Marito, moglie (non-madre), padre e figlio che si incontrano in un
non-luogo chiamato, con un’ironia impercettibile, Convergence, a
confabulare tra loro e con misteriosi interlocutori di non-vite e, di
riflesso, di non-morti. Tutto diventa dialogo, tono “prima e terza
persona insieme”, contraddizione, paradosso e una voce che
confessa: “Cerco di sapere chi sono. Ma sono quello che dico e non
è quasi niente. Penso di essere qualcuno. Ma sto solo dicendo delle
parole. Le parole non se ne vanno mai”. E’ la lingua ad aprire
“una distorsione della luce”, quella che, nella scrittura
pulsante di Don DeLillo, ha una frequenza ritmica serrata, sincopata,
pari e dispari contemporaneamente.
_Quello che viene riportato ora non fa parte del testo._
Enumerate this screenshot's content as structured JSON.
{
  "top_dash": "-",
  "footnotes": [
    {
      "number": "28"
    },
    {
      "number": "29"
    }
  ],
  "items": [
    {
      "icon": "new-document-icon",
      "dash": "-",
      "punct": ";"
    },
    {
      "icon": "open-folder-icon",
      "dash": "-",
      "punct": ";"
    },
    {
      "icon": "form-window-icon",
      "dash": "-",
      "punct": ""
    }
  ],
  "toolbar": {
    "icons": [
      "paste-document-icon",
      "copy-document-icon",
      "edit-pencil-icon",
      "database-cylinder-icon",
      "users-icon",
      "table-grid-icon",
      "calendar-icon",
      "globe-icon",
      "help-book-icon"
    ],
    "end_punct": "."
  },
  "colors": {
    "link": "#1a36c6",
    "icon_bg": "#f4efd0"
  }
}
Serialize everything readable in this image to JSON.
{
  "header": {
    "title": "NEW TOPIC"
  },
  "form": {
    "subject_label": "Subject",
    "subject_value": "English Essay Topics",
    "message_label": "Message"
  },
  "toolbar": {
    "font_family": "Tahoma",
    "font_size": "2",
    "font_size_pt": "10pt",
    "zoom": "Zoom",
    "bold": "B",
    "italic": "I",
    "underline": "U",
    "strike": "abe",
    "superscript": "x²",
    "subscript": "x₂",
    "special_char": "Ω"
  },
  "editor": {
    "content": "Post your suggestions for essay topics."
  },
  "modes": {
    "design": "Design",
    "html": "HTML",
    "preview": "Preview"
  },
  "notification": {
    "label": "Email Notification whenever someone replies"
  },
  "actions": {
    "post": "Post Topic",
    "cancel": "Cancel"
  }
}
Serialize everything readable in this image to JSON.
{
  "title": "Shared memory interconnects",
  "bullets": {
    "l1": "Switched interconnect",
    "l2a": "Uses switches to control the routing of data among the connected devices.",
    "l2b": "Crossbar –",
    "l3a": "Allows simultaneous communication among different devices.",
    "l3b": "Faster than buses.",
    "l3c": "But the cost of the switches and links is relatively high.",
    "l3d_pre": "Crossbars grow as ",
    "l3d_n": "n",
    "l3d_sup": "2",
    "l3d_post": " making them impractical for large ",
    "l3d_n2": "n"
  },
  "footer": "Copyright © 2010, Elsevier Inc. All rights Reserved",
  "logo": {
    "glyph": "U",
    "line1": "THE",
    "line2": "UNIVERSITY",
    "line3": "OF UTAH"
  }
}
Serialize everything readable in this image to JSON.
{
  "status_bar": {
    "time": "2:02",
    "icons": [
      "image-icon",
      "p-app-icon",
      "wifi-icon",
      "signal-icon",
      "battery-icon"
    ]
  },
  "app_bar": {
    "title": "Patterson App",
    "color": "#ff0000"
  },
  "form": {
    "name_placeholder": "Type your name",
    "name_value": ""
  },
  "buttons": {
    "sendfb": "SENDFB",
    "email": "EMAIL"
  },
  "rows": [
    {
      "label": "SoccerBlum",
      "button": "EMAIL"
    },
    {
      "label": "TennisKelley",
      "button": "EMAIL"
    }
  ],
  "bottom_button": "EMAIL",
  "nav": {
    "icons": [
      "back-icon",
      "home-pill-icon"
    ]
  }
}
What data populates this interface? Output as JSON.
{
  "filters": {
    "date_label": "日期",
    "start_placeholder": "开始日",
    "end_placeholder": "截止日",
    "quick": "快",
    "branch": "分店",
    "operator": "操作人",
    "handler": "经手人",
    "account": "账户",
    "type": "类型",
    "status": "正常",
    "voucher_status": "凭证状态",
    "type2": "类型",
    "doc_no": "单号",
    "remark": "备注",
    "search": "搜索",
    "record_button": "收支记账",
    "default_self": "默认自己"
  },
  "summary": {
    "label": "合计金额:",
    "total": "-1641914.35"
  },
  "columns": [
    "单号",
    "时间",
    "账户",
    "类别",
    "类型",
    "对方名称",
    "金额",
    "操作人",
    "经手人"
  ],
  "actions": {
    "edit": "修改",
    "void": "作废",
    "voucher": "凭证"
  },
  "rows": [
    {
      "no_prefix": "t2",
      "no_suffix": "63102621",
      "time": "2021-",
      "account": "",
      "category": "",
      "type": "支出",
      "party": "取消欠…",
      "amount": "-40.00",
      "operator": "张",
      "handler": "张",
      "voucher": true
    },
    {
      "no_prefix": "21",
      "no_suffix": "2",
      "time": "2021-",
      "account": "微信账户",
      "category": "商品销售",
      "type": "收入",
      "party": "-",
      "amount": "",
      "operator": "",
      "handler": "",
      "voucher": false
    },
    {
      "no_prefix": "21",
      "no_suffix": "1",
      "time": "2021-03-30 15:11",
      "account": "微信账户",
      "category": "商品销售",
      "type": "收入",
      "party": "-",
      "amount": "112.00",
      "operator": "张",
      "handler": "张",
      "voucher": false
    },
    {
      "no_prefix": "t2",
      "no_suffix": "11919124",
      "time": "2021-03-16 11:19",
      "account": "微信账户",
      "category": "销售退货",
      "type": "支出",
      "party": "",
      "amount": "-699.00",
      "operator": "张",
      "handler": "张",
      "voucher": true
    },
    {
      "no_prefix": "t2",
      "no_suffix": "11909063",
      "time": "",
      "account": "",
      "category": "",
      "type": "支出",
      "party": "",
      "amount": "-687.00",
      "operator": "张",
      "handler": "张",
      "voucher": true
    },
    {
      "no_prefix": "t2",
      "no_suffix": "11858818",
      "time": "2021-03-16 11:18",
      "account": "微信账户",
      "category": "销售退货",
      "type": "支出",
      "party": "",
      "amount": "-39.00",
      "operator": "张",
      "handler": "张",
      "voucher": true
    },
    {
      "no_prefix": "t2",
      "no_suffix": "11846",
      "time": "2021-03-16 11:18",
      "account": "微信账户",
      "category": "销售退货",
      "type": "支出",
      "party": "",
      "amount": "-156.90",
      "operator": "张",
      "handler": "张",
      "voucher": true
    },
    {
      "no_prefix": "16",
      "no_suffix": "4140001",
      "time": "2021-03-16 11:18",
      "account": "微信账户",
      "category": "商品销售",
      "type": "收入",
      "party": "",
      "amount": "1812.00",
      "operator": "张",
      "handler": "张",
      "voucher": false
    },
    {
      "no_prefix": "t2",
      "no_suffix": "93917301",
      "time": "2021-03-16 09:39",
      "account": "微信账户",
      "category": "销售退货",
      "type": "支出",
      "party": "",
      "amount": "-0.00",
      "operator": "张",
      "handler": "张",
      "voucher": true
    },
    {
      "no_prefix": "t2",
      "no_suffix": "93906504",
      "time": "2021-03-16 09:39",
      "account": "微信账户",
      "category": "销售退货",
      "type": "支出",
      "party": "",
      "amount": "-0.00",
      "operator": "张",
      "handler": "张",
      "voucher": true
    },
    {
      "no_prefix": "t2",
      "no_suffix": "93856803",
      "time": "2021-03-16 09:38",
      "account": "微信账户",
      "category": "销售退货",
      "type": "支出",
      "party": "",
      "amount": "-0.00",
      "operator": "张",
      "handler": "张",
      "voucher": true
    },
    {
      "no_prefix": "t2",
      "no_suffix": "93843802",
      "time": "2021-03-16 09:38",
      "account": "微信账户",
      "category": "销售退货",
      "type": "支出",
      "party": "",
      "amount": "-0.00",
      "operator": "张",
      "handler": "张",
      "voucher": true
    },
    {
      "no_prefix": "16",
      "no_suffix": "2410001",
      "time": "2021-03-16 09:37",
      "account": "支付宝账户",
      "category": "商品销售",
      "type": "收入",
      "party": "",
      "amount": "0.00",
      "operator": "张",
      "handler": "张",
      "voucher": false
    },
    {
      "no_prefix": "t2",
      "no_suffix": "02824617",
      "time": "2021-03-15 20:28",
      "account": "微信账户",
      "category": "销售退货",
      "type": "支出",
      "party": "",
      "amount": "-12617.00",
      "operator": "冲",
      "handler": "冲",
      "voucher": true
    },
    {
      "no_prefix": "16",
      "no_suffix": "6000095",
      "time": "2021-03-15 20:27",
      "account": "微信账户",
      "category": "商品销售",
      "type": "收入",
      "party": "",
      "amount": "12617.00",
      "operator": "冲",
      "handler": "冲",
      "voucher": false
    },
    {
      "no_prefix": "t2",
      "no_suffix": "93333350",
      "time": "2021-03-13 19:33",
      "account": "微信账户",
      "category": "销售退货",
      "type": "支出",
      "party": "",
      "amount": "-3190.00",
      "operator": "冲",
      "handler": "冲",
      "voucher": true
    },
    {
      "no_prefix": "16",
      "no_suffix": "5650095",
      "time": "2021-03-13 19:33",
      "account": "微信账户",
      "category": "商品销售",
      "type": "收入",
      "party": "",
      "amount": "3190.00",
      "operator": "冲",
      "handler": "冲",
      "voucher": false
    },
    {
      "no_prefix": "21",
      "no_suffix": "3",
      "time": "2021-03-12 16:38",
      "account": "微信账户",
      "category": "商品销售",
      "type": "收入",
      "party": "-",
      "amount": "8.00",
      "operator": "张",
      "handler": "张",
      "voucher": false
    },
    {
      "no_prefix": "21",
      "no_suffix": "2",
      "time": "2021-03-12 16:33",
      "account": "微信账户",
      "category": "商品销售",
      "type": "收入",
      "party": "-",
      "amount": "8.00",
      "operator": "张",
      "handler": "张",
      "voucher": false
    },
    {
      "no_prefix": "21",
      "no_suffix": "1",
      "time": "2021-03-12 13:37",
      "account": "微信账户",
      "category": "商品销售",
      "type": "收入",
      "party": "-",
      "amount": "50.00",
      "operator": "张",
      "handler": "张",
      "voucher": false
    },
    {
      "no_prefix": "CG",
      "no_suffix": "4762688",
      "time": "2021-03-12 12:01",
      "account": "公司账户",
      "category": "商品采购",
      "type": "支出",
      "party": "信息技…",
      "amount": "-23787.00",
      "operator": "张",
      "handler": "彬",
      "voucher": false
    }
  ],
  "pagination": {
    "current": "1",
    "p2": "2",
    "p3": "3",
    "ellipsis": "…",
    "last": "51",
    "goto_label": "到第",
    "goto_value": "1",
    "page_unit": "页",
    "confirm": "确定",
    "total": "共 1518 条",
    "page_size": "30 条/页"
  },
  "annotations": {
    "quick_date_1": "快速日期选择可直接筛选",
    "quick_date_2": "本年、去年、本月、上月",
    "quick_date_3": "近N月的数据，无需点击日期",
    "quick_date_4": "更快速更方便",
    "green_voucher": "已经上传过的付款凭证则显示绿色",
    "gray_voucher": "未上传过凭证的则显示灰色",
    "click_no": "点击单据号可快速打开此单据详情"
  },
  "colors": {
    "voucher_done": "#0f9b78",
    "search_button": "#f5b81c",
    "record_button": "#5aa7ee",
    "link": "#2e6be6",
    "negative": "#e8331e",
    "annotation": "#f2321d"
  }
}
Il titolo, beffardo, lascia la
porta aperta all’invenzione di un non-romanzo, alla sensazione
continua di essere “caduti fuori dalla storia”, alla possibilità
di scoprire che il narratore “ogni tanto improvvisa, gonfia le
storie, le allarga, le porta al limite in un modo che può anche
mettere alla prova le cose in cui credi” e comunque, fino in
fondo, Zero
K è
una professione di fede per “le parole intatte”, che non sono
così facili da ritrovare, e per estensione per la letteratura come
prova, rituale, esperienza. L’unico (e forse, l’ultimo) modo per
accorgersi che, come dice Don DeLillo parafrasando Sant’Agostino,
“il tempo è multiplo, il tempo è simultaneo. Questo momento
succede, è successo, succederà”, e sono soltanto le “piccole
cose che definiscono ciò che siamo”, quelle che pesano o
valgono Zero
K,
e che rivelano “quanto siamo fragili, non è vero?”, e la vera
trama è tutta nella domanda. Resta la descrizione di un lungo
crepuscolo su Manhattan che cala come il perfetto sipario sul finale
di un romanzo straordinario.
Aspettavo questo tuo commento, ho finito da poco Zero K e ci sto pensando, quello che dici mi aiuta nella riflessione.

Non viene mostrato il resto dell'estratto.